High Sensitivity of Forest Carbon Budgets to Timing of Spring Budburst
Changes in winter temperatures can lead to large, systematic effects on the springtime carbon uptake of deciduous temperate forests, according to a new study led by Su-Jong Jeong and David Medvigy from Princeton University and the Cooperative Institute for Climate Science – Princeton (CICS-P). Jeong, Medvigy, and colleagues from Princeton and NOAA’s Geophysical Fluid Dynamics Laboratory (GFDL) developed a new model for springtime budburst by comparing existing measurements to the predictions of different candidate models.
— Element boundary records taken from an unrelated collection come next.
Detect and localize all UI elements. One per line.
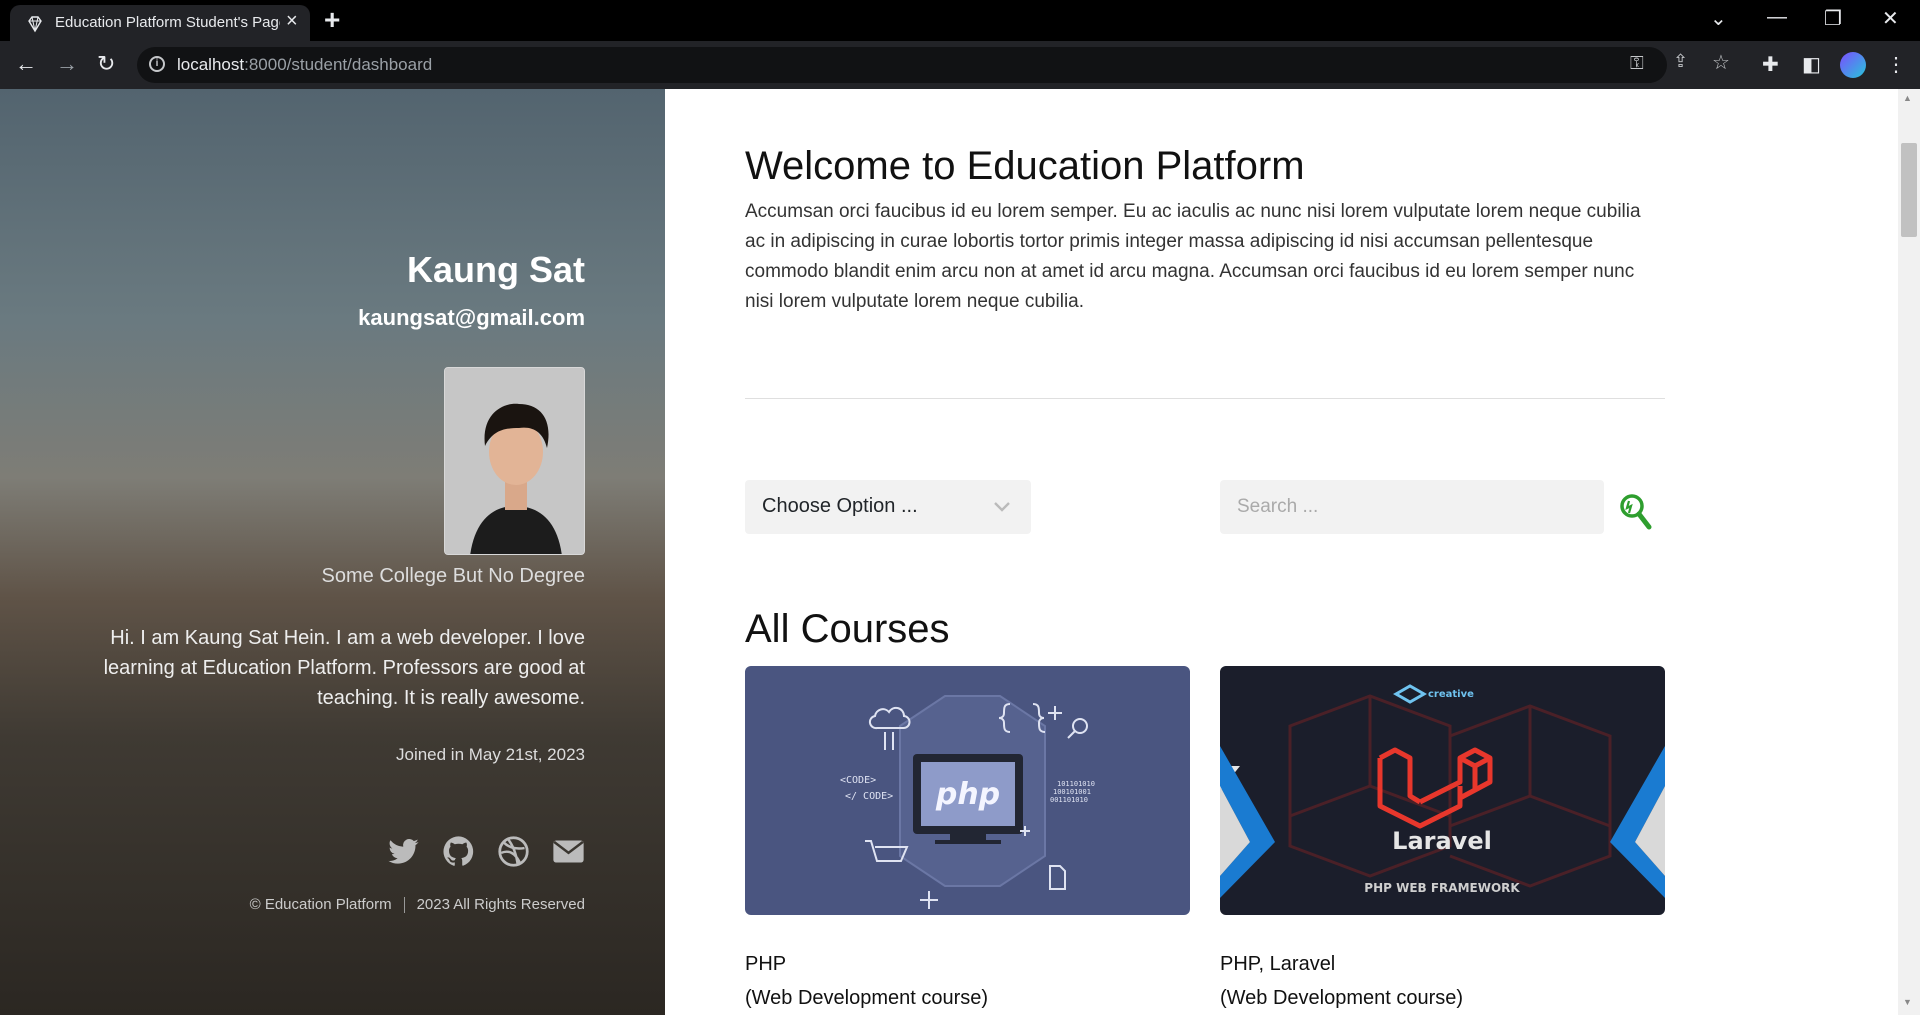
course-thumbnail[interactable]: Laravel PHP WEB FRAMEWORK creative [1220, 666, 1665, 915]
page-scrollbar[interactable]: ▲ ▼ [1898, 89, 1920, 1015]
envelope-icon[interactable] [552, 835, 585, 868]
scrollbar-thumb[interactable] [1901, 143, 1917, 237]
social-links [387, 835, 585, 868]
restore-icon[interactable]: ❐ [1824, 6, 1842, 31]
student-name: Kaung Sat [406, 249, 585, 290]
student-email: kaungsat@gmail.com [358, 305, 585, 330]
new-tab-button[interactable]: + [324, 4, 340, 36]
course-card[interactable]: php <CODE> </ CODE> 101101010 100101001 … [745, 666, 1190, 1015]
course-card[interactable]: Laravel PHP WEB FRAMEWORK creative PHP, … [1220, 666, 1665, 1015]
svg-text:100101001: 100101001 [1053, 788, 1091, 796]
back-arrow-icon[interactable]: ← [15, 51, 37, 77]
laravel-thumb-text: Laravel [1392, 827, 1492, 855]
education-level: Some College But No Degree [321, 565, 585, 587]
key-icon[interactable]: ⚿ [1630, 53, 1644, 74]
section-divider [745, 398, 1665, 399]
share-icon[interactable]: ⇪ [1673, 51, 1688, 72]
close-tab-icon[interactable]: × [286, 10, 298, 33]
course-name[interactable]: PHP [745, 947, 1190, 981]
url-host: localhost [177, 55, 245, 74]
dribbble-icon[interactable] [497, 835, 530, 868]
extensions-puzzle-icon[interactable]: ✚ [1762, 52, 1779, 77]
footer-brand: © Education Platform [249, 896, 392, 913]
course-type: (Web Development course) [745, 987, 989, 1009]
svg-text:<CODE>: <CODE> [840, 775, 876, 786]
tab-title: Education Platform Student's Page [55, 14, 280, 31]
footer-rights: 2023 All Rights Reserved [416, 896, 585, 913]
footer-separator [403, 897, 405, 914]
reload-icon[interactable]: ↻ [97, 51, 115, 77]
course-thumbnail[interactable]: php <CODE> </ CODE> 101101010 100101001 … [745, 666, 1190, 915]
student-photo [444, 367, 585, 555]
address-bar[interactable]: i localhost:8000/student/dashboard ⚿ [137, 47, 1667, 83]
joined-date: Joined in May 21st, 2023 [395, 745, 585, 764]
svg-text:001101010: 001101010 [1050, 796, 1088, 804]
courses-heading: All Courses [745, 607, 950, 651]
browser-tab[interactable]: Education Platform Student's Page × [10, 5, 310, 41]
tab-search-icon[interactable]: ⌄ [1710, 6, 1727, 31]
sidebar-footer: © Education Platform 2023 All Rights Rese… [249, 896, 585, 914]
course-name[interactable]: PHP, Laravel [1220, 947, 1665, 981]
side-panel-icon[interactable]: ◧ [1802, 52, 1821, 77]
site-info-icon[interactable]: i [149, 56, 165, 72]
php-thumb-text: php [935, 777, 1000, 812]
category-select-value: Choose Option ... [762, 495, 918, 517]
bookmark-star-icon[interactable]: ☆ [1712, 50, 1730, 75]
minimize-icon[interactable]: — [1767, 6, 1787, 29]
intro-paragraph: Accumsan orci faucibus id eu lorem sempe… [745, 201, 1641, 312]
profile-sidebar: Kaung Sat kaungsat@gmail.com Some Colleg… [0, 89, 665, 1015]
student-bio: Hi. I am Kaung Sat Hein. I am a web deve… [103, 627, 585, 709]
laravel-thumb-brand: creative [1428, 689, 1474, 700]
url-text: localhost:8000/student/dashboard [177, 55, 432, 75]
main-content: Welcome to Education Platform Accumsan o… [665, 89, 1900, 1015]
svg-text:101101010: 101101010 [1057, 780, 1095, 788]
twitter-icon[interactable] [387, 835, 420, 868]
forward-arrow-icon[interactable]: → [56, 51, 78, 77]
svg-text:</ CODE>: </ CODE> [845, 791, 893, 802]
more-menu-icon[interactable]: ⋮ [1886, 52, 1906, 77]
diamond-favicon-icon [28, 16, 42, 33]
github-icon[interactable] [442, 835, 475, 868]
scroll-up-icon[interactable]: ▲ [1903, 93, 1912, 103]
laravel-thumb-subtitle: PHP WEB FRAMEWORK [1364, 881, 1520, 895]
search-input[interactable] [1220, 480, 1604, 534]
course-type: (Web Development course) [1220, 987, 1464, 1009]
laravel-illustration: Laravel PHP WEB FRAMEWORK creative [1220, 666, 1665, 915]
close-window-icon[interactable]: ✕ [1882, 6, 1899, 31]
search-icon[interactable] [1617, 491, 1653, 531]
chevron-down-icon [994, 502, 1010, 512]
php-illustration: php <CODE> </ CODE> 101101010 100101001 … [745, 666, 1190, 915]
scroll-down-icon[interactable]: ▼ [1903, 997, 1912, 1007]
page-title: Welcome to Education Platform [745, 144, 1305, 188]
url-path: :8000/student/dashboard [244, 55, 433, 74]
browser-tab-bar: Education Platform Student's Page × + ⌄ … [0, 0, 1920, 41]
student-photo-image [445, 368, 584, 554]
category-select[interactable]: Choose Option ... [745, 480, 1031, 534]
profile-avatar-icon[interactable] [1840, 52, 1866, 78]
browser-toolbar: ← → ↻ i localhost:8000/student/dashboard… [0, 41, 1920, 89]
They found that a model that includes dependences on wintertime and springtime temperatures was required to explain the observations. The resulting budburst model was coupled to GFDL’s LM3, and LM3 was used to show that the impact of this new budburst formulation accounted for changes in carbon (C) fluxes equal to 1 g C m-2 day-1 during the springtime, and up to 2 kg C m-2 over the course of century-scale simulations.
There has been debate in the literature as to exactly what controls the timing of springtime budburst in deciduous forests. While practically all models state that a warmer spring will lead to earlier budburst, there is disagreement as to the role of winter temperatures. This study tests the hypothesis that cold winters can lead to a small but significant advance in budburst date. The hypothesis is tested using a novel statistical method, reversible jump Markov chain Monte Carlo, which is used to assign quantitative probabilities to different model formulations. The new paper is published in the Journal of Geophysical Research – Biogeosciences.
Through the processes of photosynthesis and respiration, forests have a strong impact on atmospheric carbon dioxide (CO2) concentrations, and thus climate variability and change. This work provides a new framework for understanding springtime fluxes of CO2 between the land and atmosphere in temperate forests. This work relates to NOAA’s Climate Goal: Understand Climate Variability and Change to Enhance Society’s Ability to Plan and Respond.